The inlets and marshes were alive with finfish, as well, the warm surface waters puckered and broken by the swarms of underwater creatures. Fishermen rejoiced in their catches of perch, spot and croaker.

The herons and gulls were celebrating their luck, too, as they plucked their live meals from the waters with dizzying strikes of their pointed beaks. The abundant diversity of bird life in the bay was a joyful reassurance that nature's balance has not been turned upside down.

We stayed near a thick stand of tall marsh grasses that were home to the cheerfully busy red-winged blackbirds, and their distinctive "cheeek" call.

Although numerous and widespread in the United States, the red-winged blackbirds always seem to bring a special joy of recognition for me that even the first robin of spring can't equal.

Perhaps it is the electric brilliance of their vermilion and yellow epaulets, against a coal-black body, that captures and leads the eye wherever these creatures fly. Maybe it's because they seem to keep to themselves or in family pairs, not flying in groups and flocks (although they are said to mingle with starlings and cowbirds and other nuisance fowl in the winter.)

Long the symbol of the old Junior Audubon Society, the red-winged blackbird rekindles a childhood fascination with birds.

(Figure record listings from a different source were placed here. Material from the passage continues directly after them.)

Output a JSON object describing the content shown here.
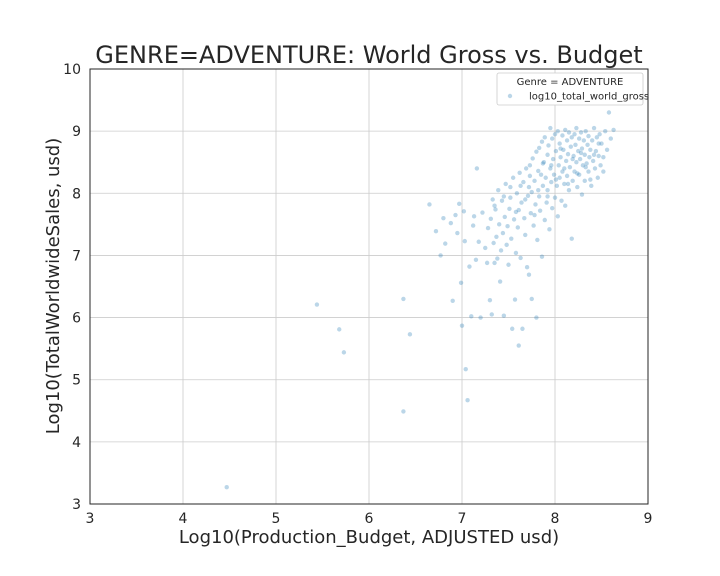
{
  "colors": {
    "point": "#1f77b4",
    "grid": "#cccccc",
    "frame": "#262626"
  },
  "chart_data": {
    "type": "scatter",
    "title": "GENRE=ADVENTURE: World Gross vs. Budget",
    "xlabel": "Log10(Production_Budget, ADJUSTED usd)",
    "ylabel": "Log10(TotalWorldwideSales, usd)",
    "xlim": [
      3,
      9
    ],
    "ylim": [
      3,
      10
    ],
    "xticks": [
      3,
      4,
      5,
      6,
      7,
      8,
      9
    ],
    "yticks": [
      3,
      4,
      5,
      6,
      7,
      8,
      9,
      10
    ],
    "grid": true,
    "legend": {
      "title": "Genre = ADVENTURE",
      "placement": "top-right"
    },
    "series": [
      {
        "name": "log10_total_world_gross",
        "points": [
          [
            4.47,
            3.27
          ],
          [
            5.44,
            6.21
          ],
          [
            5.68,
            5.81
          ],
          [
            5.73,
            5.44
          ],
          [
            6.37,
            6.3
          ],
          [
            6.37,
            4.49
          ],
          [
            6.44,
            5.73
          ],
          [
            6.65,
            7.82
          ],
          [
            6.72,
            7.39
          ],
          [
            6.77,
            7.0
          ],
          [
            6.8,
            7.6
          ],
          [
            6.82,
            7.19
          ],
          [
            6.88,
            7.52
          ],
          [
            6.9,
            6.27
          ],
          [
            6.93,
            7.65
          ],
          [
            6.95,
            7.36
          ],
          [
            6.97,
            7.83
          ],
          [
            6.99,
            6.56
          ],
          [
            7.0,
            5.87
          ],
          [
            7.02,
            7.71
          ],
          [
            7.03,
            7.23
          ],
          [
            7.04,
            5.17
          ],
          [
            7.06,
            4.67
          ],
          [
            7.08,
            6.82
          ],
          [
            7.1,
            6.02
          ],
          [
            7.12,
            7.48
          ],
          [
            7.13,
            7.63
          ],
          [
            7.15,
            6.93
          ],
          [
            7.16,
            8.4
          ],
          [
            7.18,
            7.22
          ],
          [
            7.2,
            6.0
          ],
          [
            7.22,
            7.69
          ],
          [
            7.25,
            7.12
          ],
          [
            7.27,
            6.88
          ],
          [
            7.28,
            7.44
          ],
          [
            7.3,
            6.28
          ],
          [
            7.31,
            7.59
          ],
          [
            7.32,
            6.05
          ],
          [
            7.33,
            7.9
          ],
          [
            7.34,
            7.2
          ],
          [
            7.35,
            6.88
          ],
          [
            7.36,
            7.74
          ],
          [
            7.37,
            7.3
          ],
          [
            7.38,
            6.95
          ],
          [
            7.39,
            8.05
          ],
          [
            7.4,
            7.5
          ],
          [
            7.41,
            6.58
          ],
          [
            7.42,
            7.08
          ],
          [
            7.43,
            7.88
          ],
          [
            7.44,
            7.36
          ],
          [
            7.45,
            6.03
          ],
          [
            7.46,
            7.62
          ],
          [
            7.47,
            8.15
          ],
          [
            7.48,
            7.17
          ],
          [
            7.49,
            7.47
          ],
          [
            7.5,
            6.85
          ],
          [
            7.51,
            7.75
          ],
          [
            7.52,
            7.93
          ],
          [
            7.53,
            7.27
          ],
          [
            7.54,
            5.82
          ],
          [
            7.55,
            8.25
          ],
          [
            7.56,
            7.58
          ],
          [
            7.57,
            6.29
          ],
          [
            7.58,
            7.04
          ],
          [
            7.59,
            8.0
          ],
          [
            7.6,
            7.45
          ],
          [
            7.61,
            7.73
          ],
          [
            7.61,
            5.55
          ],
          [
            7.62,
            8.33
          ],
          [
            7.63,
            6.96
          ],
          [
            7.64,
            7.85
          ],
          [
            7.65,
            5.82
          ],
          [
            7.66,
            8.18
          ],
          [
            7.67,
            7.6
          ],
          [
            7.68,
            7.33
          ],
          [
            7.69,
            8.4
          ],
          [
            7.7,
            6.81
          ],
          [
            7.71,
            7.96
          ],
          [
            7.72,
            8.1
          ],
          [
            7.72,
            6.69
          ],
          [
            7.73,
            8.45
          ],
          [
            7.74,
            7.68
          ],
          [
            7.75,
            6.3
          ],
          [
            7.75,
            8.02
          ],
          [
            7.76,
            8.56
          ],
          [
            7.77,
            7.48
          ],
          [
            7.78,
            8.2
          ],
          [
            7.79,
            7.82
          ],
          [
            7.8,
            8.67
          ],
          [
            7.8,
            6.0
          ],
          [
            7.81,
            7.25
          ],
          [
            7.82,
            8.36
          ],
          [
            7.83,
            7.95
          ],
          [
            7.83,
            8.73
          ],
          [
            7.84,
            7.72
          ],
          [
            7.85,
            8.3
          ],
          [
            7.86,
            8.83
          ],
          [
            7.86,
            6.98
          ],
          [
            7.87,
            8.12
          ],
          [
            7.88,
            8.5
          ],
          [
            7.89,
            7.57
          ],
          [
            7.89,
            8.9
          ],
          [
            7.9,
            8.25
          ],
          [
            7.91,
            7.85
          ],
          [
            7.92,
            8.62
          ],
          [
            7.92,
            8.05
          ],
          [
            7.93,
            8.77
          ],
          [
            7.94,
            7.42
          ],
          [
            7.95,
            8.4
          ],
          [
            7.95,
            9.05
          ],
          [
            7.96,
            8.18
          ],
          [
            7.97,
            8.88
          ],
          [
            7.97,
            7.76
          ],
          [
            7.98,
            8.55
          ],
          [
            7.99,
            8.3
          ],
          [
            8.0,
            8.95
          ],
          [
            8.0,
            7.93
          ],
          [
            8.01,
            8.68
          ],
          [
            8.02,
            8.12
          ],
          [
            8.03,
            9.0
          ],
          [
            8.03,
            7.63
          ],
          [
            8.04,
            8.45
          ],
          [
            8.05,
            8.8
          ],
          [
            8.05,
            8.25
          ],
          [
            8.06,
            8.58
          ],
          [
            8.07,
            7.88
          ],
          [
            8.08,
            8.93
          ],
          [
            8.08,
            8.35
          ],
          [
            8.09,
            8.7
          ],
          [
            8.1,
            8.15
          ],
          [
            8.11,
            9.02
          ],
          [
            8.11,
            7.8
          ],
          [
            8.12,
            8.52
          ],
          [
            8.13,
            8.85
          ],
          [
            8.13,
            8.28
          ],
          [
            8.14,
            8.63
          ],
          [
            8.15,
            8.98
          ],
          [
            8.15,
            8.05
          ],
          [
            8.16,
            8.42
          ],
          [
            8.17,
            8.75
          ],
          [
            8.18,
            7.27
          ],
          [
            8.18,
            8.9
          ],
          [
            8.19,
            8.2
          ],
          [
            8.2,
            8.6
          ],
          [
            8.21,
            8.95
          ],
          [
            8.21,
            8.35
          ],
          [
            8.22,
            8.78
          ],
          [
            8.23,
            8.5
          ],
          [
            8.23,
            9.05
          ],
          [
            8.24,
            8.1
          ],
          [
            8.25,
            8.68
          ],
          [
            8.26,
            8.88
          ],
          [
            8.26,
            8.3
          ],
          [
            8.27,
            8.55
          ],
          [
            8.28,
            8.98
          ],
          [
            8.29,
            8.72
          ],
          [
            8.29,
            7.98
          ],
          [
            8.3,
            8.45
          ],
          [
            8.31,
            8.85
          ],
          [
            8.32,
            8.62
          ],
          [
            8.32,
            8.2
          ],
          [
            8.33,
            9.0
          ],
          [
            8.34,
            8.48
          ],
          [
            8.35,
            8.78
          ],
          [
            8.36,
            8.35
          ],
          [
            8.36,
            8.92
          ],
          [
            8.37,
            8.58
          ],
          [
            8.38,
            8.7
          ],
          [
            8.39,
            8.12
          ],
          [
            8.4,
            8.85
          ],
          [
            8.41,
            8.52
          ],
          [
            8.42,
            9.05
          ],
          [
            8.43,
            8.4
          ],
          [
            8.44,
            8.68
          ],
          [
            8.45,
            8.9
          ],
          [
            8.46,
            8.25
          ],
          [
            8.47,
            8.6
          ],
          [
            8.48,
            8.95
          ],
          [
            8.49,
            8.45
          ],
          [
            8.5,
            8.8
          ],
          [
            8.52,
            8.58
          ],
          [
            8.54,
            9.0
          ],
          [
            8.56,
            8.7
          ],
          [
            8.58,
            9.3
          ],
          [
            8.6,
            8.88
          ],
          [
            8.63,
            9.02
          ],
          [
            7.35,
            7.8
          ],
          [
            7.45,
            7.95
          ],
          [
            7.52,
            8.1
          ],
          [
            7.58,
            7.7
          ],
          [
            7.63,
            8.12
          ],
          [
            7.68,
            7.9
          ],
          [
            7.73,
            8.28
          ],
          [
            7.78,
            7.65
          ],
          [
            7.82,
            8.05
          ],
          [
            7.87,
            8.48
          ],
          [
            7.92,
            7.95
          ],
          [
            7.96,
            8.45
          ],
          [
            8.01,
            8.22
          ],
          [
            8.06,
            8.72
          ],
          [
            8.1,
            8.4
          ],
          [
            8.14,
            8.15
          ],
          [
            8.19,
            8.55
          ],
          [
            8.24,
            8.32
          ],
          [
            8.28,
            8.65
          ],
          [
            8.33,
            8.42
          ],
          [
            8.38,
            8.22
          ],
          [
            8.42,
            8.62
          ],
          [
            8.47,
            8.8
          ],
          [
            8.52,
            8.35
          ]
        ]
      }
    ]
  }
}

In any case, their playful presence brightened our vacation days.

So, too, did the family of mallards that swam around the dock, unbothered by human waders and fishers, and shared the sandy spit to eat their lunch from picnic scraps.

A more cautious neighbor was the white heron that only occasionally ventured for h in daylight from the marsh grasses on spindly legs for feeding. His patient immobility made him invisible in the gleaming surface of the water and the grasses. But at night, he and a couple of Little Blue herons would smoothly glide into the shallows for a more vigorous assault on the unsuspecting fish that swam right up to be speared for dinner.

The small green heron was a more convivial visitor, sitting stoically upon a piling of the wooden pier as gulls and crows swarmed noisily overhead. He was a confident sentinel, watchful as the waters began to ripple with fish and then seizing the moment.

As we finished the week boating off Aberdeen, enjoying the sights of the Upper Chesapeake, the waters were more crowded. The small open runabout had to carefully maneuver between the courses of power and sail craft. The Havre de Grace marina was jammed with holiday traffic for the carnival.

Yet waterfowl mingled freely with the human revelers: Flocks of ducks and geese swam with great aplomb amid the boats, unperturbed by the noise and commotion.

And along the shore, plentiful heron stood in wait for their evening fishing excursions. Their luminescent eyes drilled into the twilight like tiny, eerie beacons along the way.

Overhead, a flight of snowy white egrets soared over our vessel, then broke up as several of the birds peeled off to follow their own inclinations. A small sparrow hawk darted from a hidden perch in the trees and sailed low across the bay.

As we floated after dark, waiting for the fireworks show, more winged wonders flew around us, helping to relieve us of the assaults of pesky insects. These much maligned bats showed how useful they can be to a healthy ecosystem.

Each cove and creek, each part of the mighty Chesapeake has its own patterns, its own story to tell. But the small slices of the bay we sampled this summer vacation provided a refreshing enjoyment and ample grounds for optimism that the estuary and its biological treasures are still thriving.

Mike Burns is The Baltimore Sun's editorial writer in Harford County.